The Enforcement Directorate (ED) has attached proceeds of crime totalling ₹4,189.89 crore in multiple cryptocurrency-related investigations and has declared one accused a Fugitive Economic Offender, Parliament was informed on Monday. The disclosures came in a written reply to the Lok Sabha and mark one of the most substantial asset-attachment announcements linked to virtual digital assets (VDAs) in recent months.

According to the statement, the ED has pursued several cases under the Prevention of Money Laundering Act (PMLA), resulting in the attachment, seizure or freezing of these crypto-linked proceeds. The agency has also arrested 29 individuals and filed 22 prosecution complaints so far as part of its drive against alleged laundering through crypto channels. These enforcement actions form a concentrated effort by Indian authorities to clamp down on suspected illicit flows routed via unregulated or opaque virtual asset ecosystems.

The Ministry of Finance disclosure also highlighted the role of the Central Board of Direct Taxes (CBDT) in identifying undeclared income from VDAs. The CBDT detected ₹888.82 crore of undisclosed income arising from virtual digital asset transactions during search and seizure operations and has issued compliance communications to assessable taxpayers. As part of compliance enforcement, the CBDT has reportedly sent 44,057 communications to taxpayers who traded or invested in VDAs but failed to report them in the Schedule VDA of their income-tax returns.

Bringing VDAs under the PMLA framework has enabled investigative agencies to treat certain crypto proceeds as proceeds of crime where evidence of predicate offences exists. The ED’s statement points to cross-case investigations, multiple arrests, and ongoing prosecution efforts aimed at dismantling complex money-laundering chains that may involve mixing of fiat and crypto assets across jurisdictions. Officials say these steps are intended both to recover illicit gains and deter misuse of digital assets for criminal activity.

The declaration of a Fugitive Economic Offender (FEO) in one of the cases is significant because the Fugitive Economic Offenders Act allows authorities to confiscate properties of accused persons who flee the country to avoid prosecution. Once designated an FEO by the adjudicating authority, legal processes permit recovery and attachment of properties and proceeds linked to the accused. The ED’s move to invoke this route signals its intent to pursue not just attached assets but also residual proceeds and overseas leads where available.

Industry observers say such actions are likely to sharpen regulatory scrutiny of the crypto sector in India. While the government has introduced tax and reporting rules for VDAs in recent years, the large-scale attachments and income detection numbers underline enforcement priorities focused on tax evasion, unreported gains and potential money-laundering pathways. Market participants and compliance professionals will be watching for further details on the types of crypto instruments, exchanges, and schemes that featured in the ED’s cases.

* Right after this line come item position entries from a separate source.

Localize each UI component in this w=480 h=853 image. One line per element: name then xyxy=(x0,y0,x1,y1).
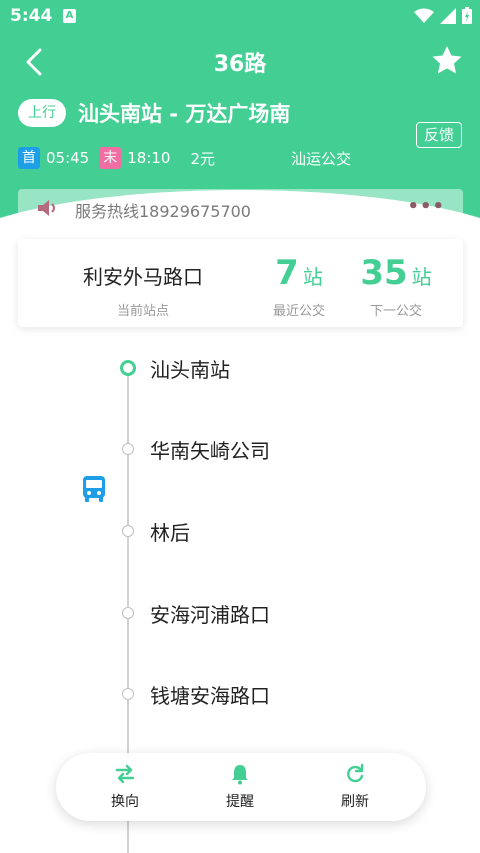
first-bus-time: 05:45 xyxy=(46,149,90,167)
last-bus-tag: 末 xyxy=(99,147,122,169)
hotline-bar[interactable]: 服务热线18929675700 ••• xyxy=(18,189,463,227)
stop-item[interactable]: 安海河浦路口 xyxy=(0,593,480,633)
stop-name: 钱塘安海路口 xyxy=(150,684,270,708)
reminder-button[interactable]: 提醒 xyxy=(200,763,280,813)
next-bus-distance: 35 站 xyxy=(351,253,441,293)
feedback-button[interactable]: 反馈 xyxy=(416,122,462,148)
route-info-row: 首 05:45 末 18:10 2元 xyxy=(18,146,215,170)
next-bus-count: 35 xyxy=(360,253,408,293)
swap-direction-button[interactable]: 换向 xyxy=(85,763,165,813)
status-time: 5:44 xyxy=(10,6,53,26)
last-bus-time: 18:10 xyxy=(127,149,171,167)
signal-icon xyxy=(440,7,456,24)
refresh-button[interactable]: 刷新 xyxy=(315,763,395,813)
reminder-label: 提醒 xyxy=(226,794,254,810)
swap-direction-label: 换向 xyxy=(111,794,139,810)
stop-marker xyxy=(122,525,134,537)
speaker-icon xyxy=(38,200,55,216)
first-bus-tag: 首 xyxy=(18,147,40,169)
stop-marker xyxy=(122,688,134,700)
wifi-icon xyxy=(414,8,434,23)
favorite-button[interactable] xyxy=(430,44,464,78)
bottom-nav: 换向 提醒 刷新 xyxy=(56,753,426,821)
more-icon[interactable]: ••• xyxy=(407,196,445,217)
current-stop-marker xyxy=(120,360,136,376)
stop-item[interactable]: 汕头南站 xyxy=(0,348,480,388)
operator: 汕运公交 xyxy=(291,150,352,168)
stop-name: 安海河浦路口 xyxy=(150,603,270,627)
nearest-bus-caption: 最近公交 xyxy=(272,304,325,319)
current-stop-caption: 当前站点 xyxy=(116,304,169,319)
notification-icon: A xyxy=(63,9,76,23)
page-title: 36路 xyxy=(213,52,267,77)
next-bus-unit: 站 xyxy=(411,265,432,289)
star-icon xyxy=(432,46,462,74)
nearest-bus-count: 7 xyxy=(275,253,299,293)
bell-icon xyxy=(232,765,248,785)
swap-icon xyxy=(115,764,135,784)
battery-icon xyxy=(462,7,472,24)
bus-icon[interactable] xyxy=(82,476,106,502)
stop-item[interactable]: 华南矢崎公司 xyxy=(0,429,480,469)
status-icons xyxy=(414,7,472,24)
stop-marker xyxy=(122,443,134,455)
route-name: 汕头南站 - 万达广场南 xyxy=(78,102,291,126)
stop-name: 汕头南站 xyxy=(150,358,230,382)
stop-name: 华南矢崎公司 xyxy=(150,439,270,463)
stop-name: 林后 xyxy=(150,521,190,545)
stop-item[interactable]: 林后 xyxy=(0,511,480,551)
stop-marker xyxy=(122,607,134,619)
refresh-label: 刷新 xyxy=(341,794,369,810)
next-bus-caption: 下一公交 xyxy=(369,304,422,319)
refresh-icon xyxy=(347,763,364,783)
hotline-text: 服务热线18929675700 xyxy=(75,202,251,221)
stop-item[interactable]: 钱塘安海路口 xyxy=(0,674,480,714)
status-card: 利安外马路口 当前站点 7站 最近公交 35 站 下一公交 xyxy=(18,239,463,327)
status-bar: 5:44 A xyxy=(0,0,480,32)
fare: 2元 xyxy=(190,149,216,168)
direction-badge: 上行 xyxy=(18,99,66,127)
current-stop: 利安外马路口 xyxy=(83,265,203,289)
nearest-bus-unit: 站 xyxy=(302,265,323,289)
title-bar: 36路 xyxy=(0,38,480,86)
nearest-bus-distance: 7站 xyxy=(254,253,344,293)
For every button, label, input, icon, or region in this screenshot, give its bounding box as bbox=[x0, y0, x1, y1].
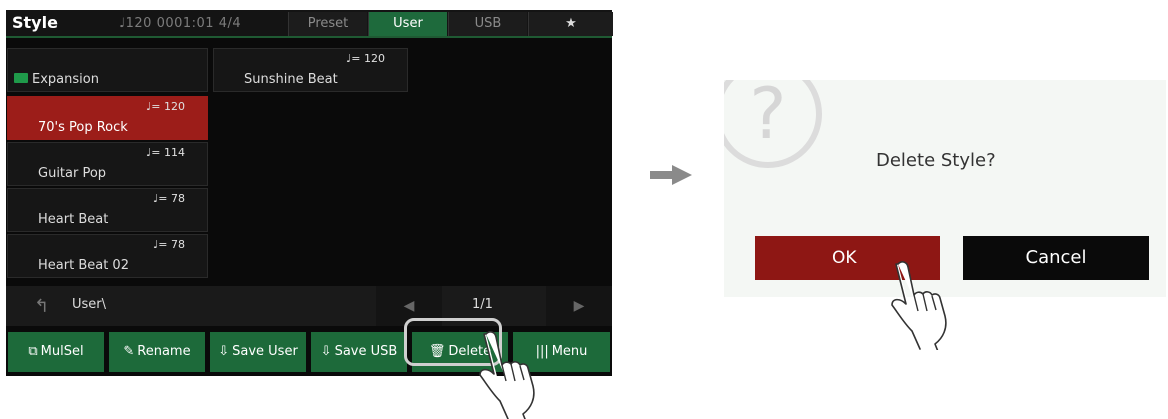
mulsel-button[interactable]: ⧉ MulSel bbox=[8, 332, 104, 372]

Experts caution that crypto’s cross-border nature requires international cooperation for effective asset tracing and recovery. Indian agencies have, in past probes, sought mutual legal assistance and coordinated seizures with foreign counterparts to follow funds moved across exchanges, mixers and chain-hopping operations. The ED’s announcement underscores a multi-pronged approach — enforcement, prosecution and tax compliance — that aims to reduce regulatory arbitrage and make illicit crypto flows harder to conceal.

The government’s disclosures to Parliament did not name all the entities or individuals involved in the attached cases, nor did they detail the exact modus operandi in each case. However, the broad statistics — attachments worth over ₹4,189 crore, nearly 30 arrests and more than 22 prosecution complaints — indicate a sustained enforcement campaign targeting diverse crypto-linked offences. Authorities have signalled that more investigations and legal actions could follow as probes continue.

What this means for investors and service providers is an elevated expectation of compliance and transparency. Regulators and tax authorities are increasingly equipped to detect undeclared VDA transactions and pursue cases where proceeds are linked to criminal predicates. For legitimate market participants, the message is clear: proper reporting, adherence to anti-money-laundering (AML) norms and swift cooperation with authorities will be essential to operate within India’s evolving legal framework for virtual assets.

As probes progress, stakeholders will look for more granular public information about the specific channels used to launder funds, the role of domestic or foreign exchanges, and whether any systemic gaps in compliance or oversight contributed to the alleged misuse. Meanwhile, the ED’s attachments and the CBDT’s detection numbers are likely to feature in ongoing policy debates on how India balances innovation in digital assets with robust safeguards against financial crime.